Right now, millions of people are unknowingly running malware disguised as their favorite Chrome extensions - collecting passwords, hijacking ad budgets, and draining cryptocurrency wallets.
How attackers actually exploit extensions
🧪 Fake-but-polished add-ons in official stores - threat groups submit lookalike or repackaged tools that pass store review, then exfiltrate cookies and data once installed.
🔐 Session hijack and MFA bypass - infostealers like Rilide run as extensions in Chromium browsers to hook pages, grab session tokens, and inject scripts - perfect for taking over crypto exchanges and dashboards without needing your OTP.
📊 Spyware dressed as “analytics” - extension-based tracking has repeatedly harvested browsing of consumers and enterprises (think: internal URLs, documents, tickets).

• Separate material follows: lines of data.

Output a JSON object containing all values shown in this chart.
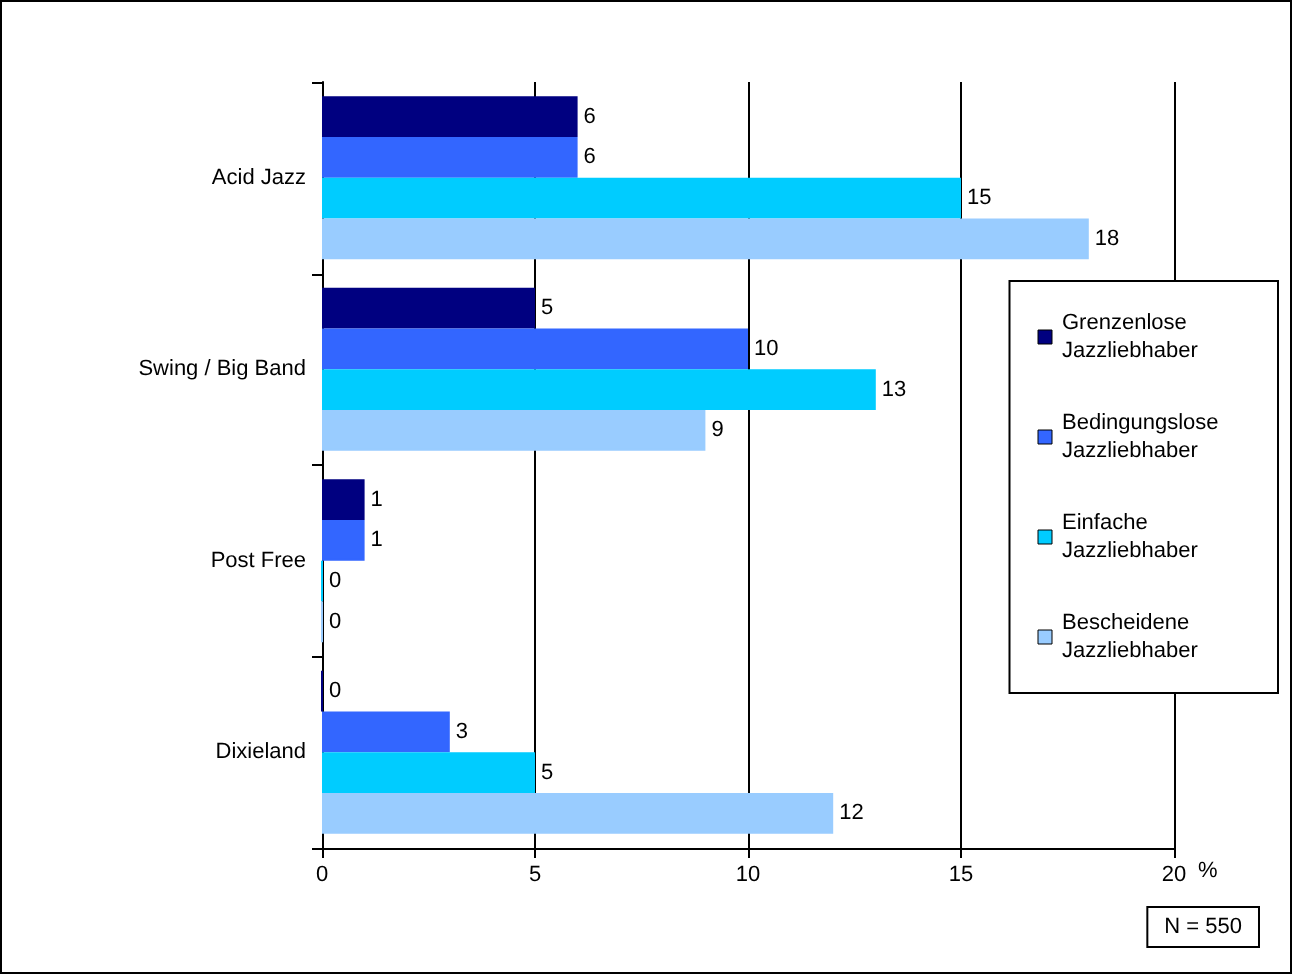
{
  "chart_data": {
    "type": "bar",
    "orientation": "horizontal",
    "xlabel": "%",
    "categories": [
      "Acid Jazz",
      "Swing / Big Band",
      "Post Free",
      "Dixieland"
    ],
    "series": [
      {
        "name": "Grenzenlose Jazzliebhaber",
        "color": "#000080",
        "values": [
          6,
          5,
          1,
          0
        ]
      },
      {
        "name": "Bedingungslose Jazzliebhaber",
        "color": "#3366ff",
        "values": [
          6,
          10,
          1,
          3
        ]
      },
      {
        "name": "Einfache Jazzliebhaber",
        "color": "#00ccff",
        "values": [
          15,
          13,
          0,
          5
        ]
      },
      {
        "name": "Bescheidene Jazzliebhaber",
        "color": "#99ccff",
        "values": [
          18,
          9,
          0,
          12
        ]
      }
    ],
    "xlim": [
      0,
      20
    ],
    "xticks": [
      0,
      5,
      10,
      15,
      20
    ],
    "grid": "x",
    "legend": "right",
    "data_labels": true,
    "annotations": [
      "N = 550"
    ]
  }
}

💸 Ad and SEO fraud at scale - malicious updates inject code to rewrite searches, swap affiliate links, and run fraudulent ads - quietly monetizing every pageview.
🧑💼 Business account takeovers - a digital marketing manager installs what appears to be a 'Meta Account Verification' extension—it even has positive reviews. Within 24 hours, her $5,000 monthly ad budget vanishes, and attackers are running fraudulent campaigns under her account.
In early 2025, two major campaigns emerged: GitLab discovered 16 malicious extensions affecting 3.2 million users; separately, the RedDirection campaign compromised 2.3 million users via 18 extensions across both Chrome and Edge[ref].
👤 How can we protect ourselves:
- Choose the web browser that protects your privacy the way you expect (e.g. Brave)
- Install fewer, not more. Audit your extensions regularly; delete anything you don’t absolutely use.
- Prefer well-known vendors with source transparency and recent, legitimate changelogs.
- Watch permissions: “Read and change all data on all websites” is a red flag unless you truly need it.
- Separate risk: one “clean” browser (no extensions) for banking, a second for daily browsing.
- Log out of sensitive apps when done; short sessions reduce cookie theft blast radius.
🏢 How can we protect our organizations:
- Think of it like airport security: lock down to only approved extensions (the allowlist), block workarounds, and prevent users from installing anything outside official channels. One compromised extension can undo weeks of other security work.
- Inventory extensions via MDM/EDR; alert on new installs and high-risk permissions.
- Bind sessions to device risk and re-auth sensitive actions; rotate/expire cookies faster.
- Use Cloud Access Security Broker (CASB) or browser isolation for ad platforms and admin consoles to create a protective layer that blocks risky actions and keeps extensions from stealing sessions.
- Train marketers: “verification” and “analytics helper” extensions are a prime lure. Share indicators fast.
🚨 Browser extensions are the Trojan horse of 2025. They ask for permission once, then operate invisibly forever. The stakes aren't theoretical—millions have already been hit. Audit today.